Não pensem que acho uma corrupção ou um desvio de conduta um artista viver bem do seu trabalho. Ao contrario! Penso que o artista deve prezar sua atuação tanto no que tange a liberdade criativa quanto no plano profissional/financeiro. A pergunta que coloco é uma variante desse fator e coloca em questão o seguinte: produzir sua obra, alheio às circunstancias das operações institucionais e de mercado é uma modo consciente de estar no mundo?
Deixo a resposta para cada um dos leitores!
Minha ideia inicial não era expor tantos pontos de vista, mas sim tocar num ponto especifico de uma matéria publicada hoje na coluna Art Review do jornal NYT. Mas,sabe como é,uma coisa leva a outra.Todavia,prometo que sobre o que se segue não postarei juízo de valor.

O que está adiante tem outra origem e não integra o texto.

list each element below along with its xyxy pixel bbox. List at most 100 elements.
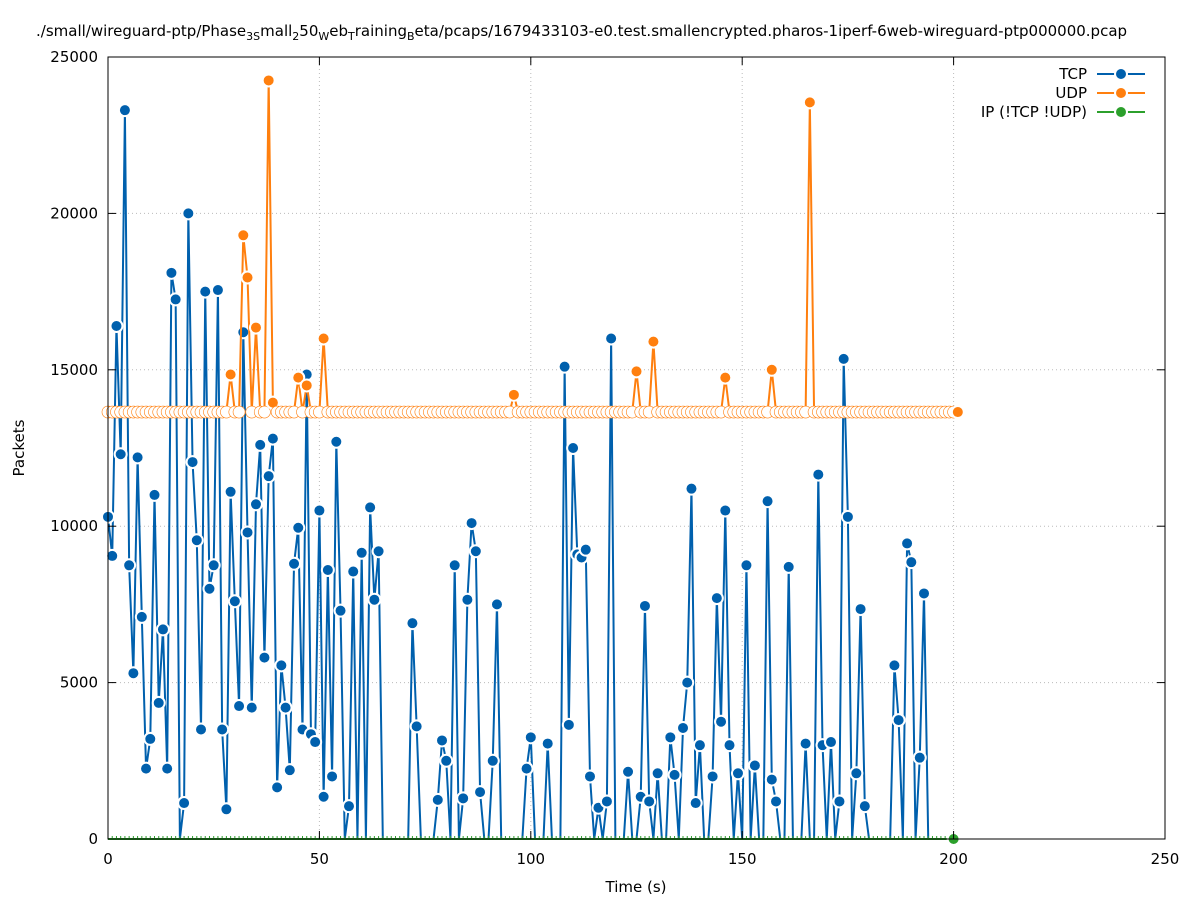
data-point — [143, 731, 158, 746]
title-segment: B — [407, 30, 415, 43]
title-segment: eb — [329, 22, 348, 40]
data-point — [730, 766, 745, 781]
data-point — [566, 441, 581, 455]
data-point — [519, 761, 534, 776]
y-axis-label: Packets — [10, 419, 28, 476]
data-point — [236, 325, 251, 340]
axis-ticks: 0 50 100 150 200 250 0 5000 10000 15000 20000 25000 — [50, 48, 1179, 868]
legend-label: UDP — [1055, 84, 1087, 102]
data-point — [210, 283, 225, 298]
data-point — [832, 794, 847, 809]
data-point — [823, 735, 838, 750]
data-point — [836, 351, 851, 366]
title-segment: T — [347, 30, 355, 43]
data-point — [473, 785, 488, 800]
data-point — [663, 730, 678, 745]
data-point — [346, 564, 361, 579]
data-point — [950, 405, 965, 420]
data-point — [849, 766, 864, 781]
legend-label: TCP — [1058, 65, 1087, 83]
data-point — [236, 228, 251, 243]
data-point — [692, 738, 707, 753]
data-point — [177, 796, 192, 811]
title-segment: mall — [260, 22, 292, 40]
data-point — [312, 503, 327, 518]
data-point — [912, 750, 927, 765]
data-point — [219, 802, 234, 817]
data-point — [900, 536, 915, 551]
grid — [108, 57, 1165, 839]
data-point — [637, 598, 652, 613]
data-point — [599, 794, 614, 809]
y-tick-label: 20000 — [50, 204, 98, 222]
data-point — [147, 487, 162, 502]
data-point — [240, 270, 255, 285]
data-point — [676, 720, 691, 735]
data-point — [540, 736, 555, 751]
data-point — [435, 733, 450, 748]
data-point — [718, 503, 733, 518]
data-point — [206, 558, 221, 573]
x-tick-label: 200 — [939, 850, 968, 868]
data-point — [405, 616, 420, 631]
data-point — [891, 713, 906, 728]
title-segment: 3S — [246, 30, 260, 43]
data-point — [215, 722, 230, 737]
data-point — [769, 794, 784, 809]
data-point — [764, 772, 779, 787]
legend-marker — [1114, 67, 1128, 81]
data-point — [904, 555, 919, 570]
data-point — [604, 331, 619, 346]
title-segment: ./small/wireguard-ptp/Phase — [36, 22, 246, 40]
data-point — [316, 331, 331, 346]
data-point — [464, 516, 479, 531]
data-point — [248, 497, 263, 512]
x-tick-label: 250 — [1151, 850, 1180, 868]
legend-item: UDP — [1055, 84, 1145, 102]
data-point — [840, 509, 855, 524]
data-point — [371, 544, 386, 559]
data-point — [126, 666, 141, 681]
data-point — [447, 558, 462, 573]
data-point — [299, 378, 314, 393]
data-point — [316, 789, 331, 804]
series-layer — [101, 73, 965, 846]
data-point — [261, 469, 276, 484]
data-point — [460, 592, 475, 607]
data-point — [258, 405, 271, 419]
data-point — [113, 447, 128, 462]
legend-marker — [1114, 105, 1128, 119]
data-point — [139, 761, 154, 776]
data-point — [409, 719, 424, 734]
title-segment: 50 — [299, 22, 318, 40]
title-segment: W — [318, 30, 329, 43]
legend-marker — [1114, 86, 1128, 100]
data-point — [764, 362, 779, 377]
data-point — [917, 586, 932, 601]
data-point — [523, 730, 538, 745]
data-point — [265, 431, 280, 446]
data-point — [308, 735, 323, 750]
data-point — [367, 592, 382, 607]
data-point — [667, 767, 682, 782]
data-point — [747, 758, 762, 773]
data-point — [227, 594, 242, 609]
chart-title: ./small/wireguard-ptp/Phase3Small250WebT… — [36, 22, 1127, 43]
data-point — [270, 780, 285, 795]
data-point — [325, 769, 340, 784]
data-point — [223, 367, 238, 382]
data-point — [798, 736, 813, 751]
series-tcp — [101, 103, 954, 840]
x-tick-label: 50 — [310, 850, 329, 868]
data-point — [853, 602, 868, 617]
data-point — [320, 562, 335, 577]
series-line — [108, 80, 958, 414]
data-point — [160, 761, 175, 776]
data-point — [168, 292, 183, 307]
y-tick-label: 5000 — [60, 674, 98, 692]
data-point — [232, 405, 246, 419]
data-point — [329, 434, 344, 449]
data-point — [291, 370, 306, 385]
title-segment: raining — [355, 22, 407, 40]
data-point — [341, 799, 356, 814]
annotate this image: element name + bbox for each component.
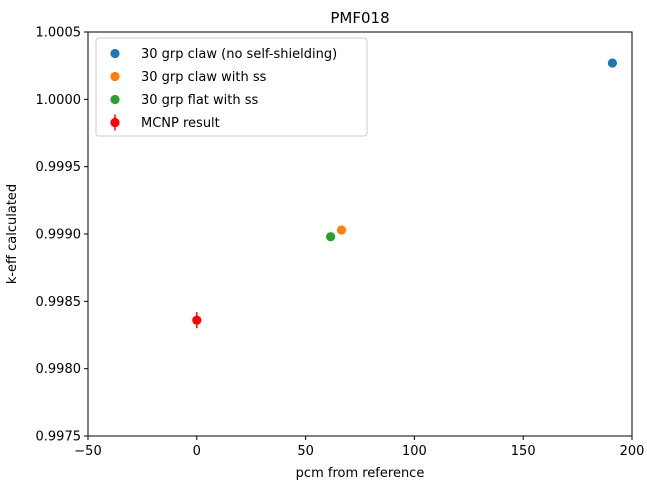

No inicio da matéria: “40 Nations, 1,000 Artists and One Island “ Roberta Smith alerta o leitor dizendo: “Algumas pessoas odeiam feiras de arte e a maioria das pessoas acaba por odiá-las por algum tempo. É moda ser sarcástico e condescendente com eles, mas isso é muito fácil. Feiras de arte, agora e no futuro próximo, representam esforços coletivos - senão as esperanças e sonhos - de milhares de pessoas que querem a arte como centro de suas vidas.”
Absorvi essa abertura com certa ironia mas, sem sarcasmo, e segui lendo o texto deglutindo discordâncias,porém,evitando deixar crescer uma resistência intransponível que me impedisse de seguir adiante na matéria até seu final.
Lá pelo meio da segunda página a Roberta foi fundo ao situar essa vontade da arte como centro existencial de uma vida, ao criar mais uma categoria de apreciação estética adaptável para pessoas de uma certa idade. Sem sarcasmo algum penetrei nesse labirinto conjectural:
“ No final do percurso algumas dicas merecem uma atenção especial : O estande da L & M Arts de Barbara Kruger se "você olhar bem," apresenta uma prestigiosa escolha de obras de arte para pessoas de uma certa idade.” Mais adiante,fechando a matéria Roberta alude tambem ao gênero nas artes,criando uma outra perspectiva de inserção para além da questão propriamente artística: “ Não quero deixar de mencionar com justeza os esforços dos artistas do sexo feminino que parecem particularmente fortes.”